Anderson spoke about his work with MaleSurvivor, an organization committed to preventing, healing and eliminating all forms of sexual victimization of boys and men. Anderson said male survivors of sexual abuse face different challenges than female survivors; he said the resources provided by the organization are desperately needed around the world.

“Abuse doesn’t discriminate. Neither can we in our work to fight against it,” Anderson said. “There are 10s of millions of survivors out there who need our help and our support. We cannot let the fight alone.”

A passionate advocate for the rights of survivors of sexual abuse, Anderson joined the organization in 2007 after coming to understand the extent to which the sexual abuse and trauma he suffered as a child profoundly affected his life. Growing up in a tumultuous home, Anderson, who was bullied in school, found friendship in a neighbor who ended up sexually abusing him. It wasn’t until he was in his 30s that he realized the impact the abuse had on his entire life.

“I remember one clear instance of being sexually abused. There are members of my men’s group who endured abuse systematically for years, but they shared with me that what I have gone through was just as deeply wounding to me as what they went through was to them. That was hard for me to accept for a long time,” Anderson said. “The story itself is not what’s important. It’s the impact that that trauma has on our lives and who we become.”

To watch a video of Hoelzer and Anderson's session, visit

Larrieu, a developmental and clinical psychologist, spoke about the work she does with maltreated infants (children younger than 5) and their parents, a process called child-parent psychotherapy. The process involves therapy, not only for children, but for parents who oftentimes have had traumatic childhood experiences themselves.

“Very young children are impacted by trauma. They can let us know through behaviors and actions, even if they don’t have the language to talk about it,” she said.

Having a supportive caregiver is essential to a positive outcome for the child, she added, which is why combined therapy is so important.
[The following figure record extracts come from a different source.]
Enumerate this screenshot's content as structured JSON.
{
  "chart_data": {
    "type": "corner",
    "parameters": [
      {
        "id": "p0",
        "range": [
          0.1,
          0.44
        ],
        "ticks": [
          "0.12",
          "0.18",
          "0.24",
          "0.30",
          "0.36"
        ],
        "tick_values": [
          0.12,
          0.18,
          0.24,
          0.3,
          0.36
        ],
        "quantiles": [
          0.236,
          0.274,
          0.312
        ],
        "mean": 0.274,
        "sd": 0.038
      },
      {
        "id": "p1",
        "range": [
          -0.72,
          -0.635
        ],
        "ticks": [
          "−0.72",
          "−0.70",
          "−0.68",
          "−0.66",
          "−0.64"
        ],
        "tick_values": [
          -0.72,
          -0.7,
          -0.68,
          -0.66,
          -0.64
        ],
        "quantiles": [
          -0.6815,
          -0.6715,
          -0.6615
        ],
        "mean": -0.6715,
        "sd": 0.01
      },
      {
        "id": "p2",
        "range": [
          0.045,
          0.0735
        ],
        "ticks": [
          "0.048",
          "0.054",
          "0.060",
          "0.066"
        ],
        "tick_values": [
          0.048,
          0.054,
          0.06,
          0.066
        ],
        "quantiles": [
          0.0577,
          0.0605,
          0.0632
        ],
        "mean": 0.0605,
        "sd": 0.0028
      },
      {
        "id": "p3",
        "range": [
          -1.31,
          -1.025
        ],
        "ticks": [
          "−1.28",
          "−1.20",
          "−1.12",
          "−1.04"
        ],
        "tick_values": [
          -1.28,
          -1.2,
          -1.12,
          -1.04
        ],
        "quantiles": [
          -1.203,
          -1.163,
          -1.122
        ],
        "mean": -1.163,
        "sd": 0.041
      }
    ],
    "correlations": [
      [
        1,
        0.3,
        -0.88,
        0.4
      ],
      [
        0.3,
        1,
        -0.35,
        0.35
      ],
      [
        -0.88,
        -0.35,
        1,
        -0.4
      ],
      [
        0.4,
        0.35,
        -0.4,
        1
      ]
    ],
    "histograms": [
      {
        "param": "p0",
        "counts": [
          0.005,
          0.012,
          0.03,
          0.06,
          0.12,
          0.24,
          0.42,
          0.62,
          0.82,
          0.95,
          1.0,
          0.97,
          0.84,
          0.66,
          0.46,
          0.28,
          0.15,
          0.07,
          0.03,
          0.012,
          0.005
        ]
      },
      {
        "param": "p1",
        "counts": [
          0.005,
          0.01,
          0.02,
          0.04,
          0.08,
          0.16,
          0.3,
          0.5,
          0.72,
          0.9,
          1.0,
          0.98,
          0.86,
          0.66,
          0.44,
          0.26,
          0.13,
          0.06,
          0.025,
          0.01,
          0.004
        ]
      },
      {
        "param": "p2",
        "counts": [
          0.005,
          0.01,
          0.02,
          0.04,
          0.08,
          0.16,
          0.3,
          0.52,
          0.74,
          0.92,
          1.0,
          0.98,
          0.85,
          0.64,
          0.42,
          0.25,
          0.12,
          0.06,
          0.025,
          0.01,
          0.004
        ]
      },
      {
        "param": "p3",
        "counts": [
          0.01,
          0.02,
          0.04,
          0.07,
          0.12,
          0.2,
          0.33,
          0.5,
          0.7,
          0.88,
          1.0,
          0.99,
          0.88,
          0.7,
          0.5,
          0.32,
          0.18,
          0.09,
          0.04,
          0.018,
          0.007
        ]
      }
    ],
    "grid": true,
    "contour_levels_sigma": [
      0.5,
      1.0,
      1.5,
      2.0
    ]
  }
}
It helps parents to recognize and cope with their own trauma and that, in turn, helps them to become better caregivers.

“Child-parent psychology is such a powerful model, because (it allows us to appreciate) what behaviors mean in terms of a particular child and parent together, and also the beliefs and attitudes and feelings that underlie the behavior,” she said.

From Sunday evening, Oct. 28, through today (Oct. 30), scholars, practitioners, survivors and members of the public nationwide convened at Penn State's University Park campus to attend events related to Penn State’s “Child Sexual Abuse Conference: Traumatic Impact, Prevention and Intervention.” Several events throughout the conference have been live-streamed online and archived on the conference website and WPSU's YouTube channel for ongoing educational viewing purposes.

Sharon Cooper, adjunct professor of pediatrics at the University of North Carolina School of Medicine, was scheduled to present on the topic of Internet usage as a gateway to childhood sexual abuse on Oct. 30; she was unable to travel to the conference because of the weather.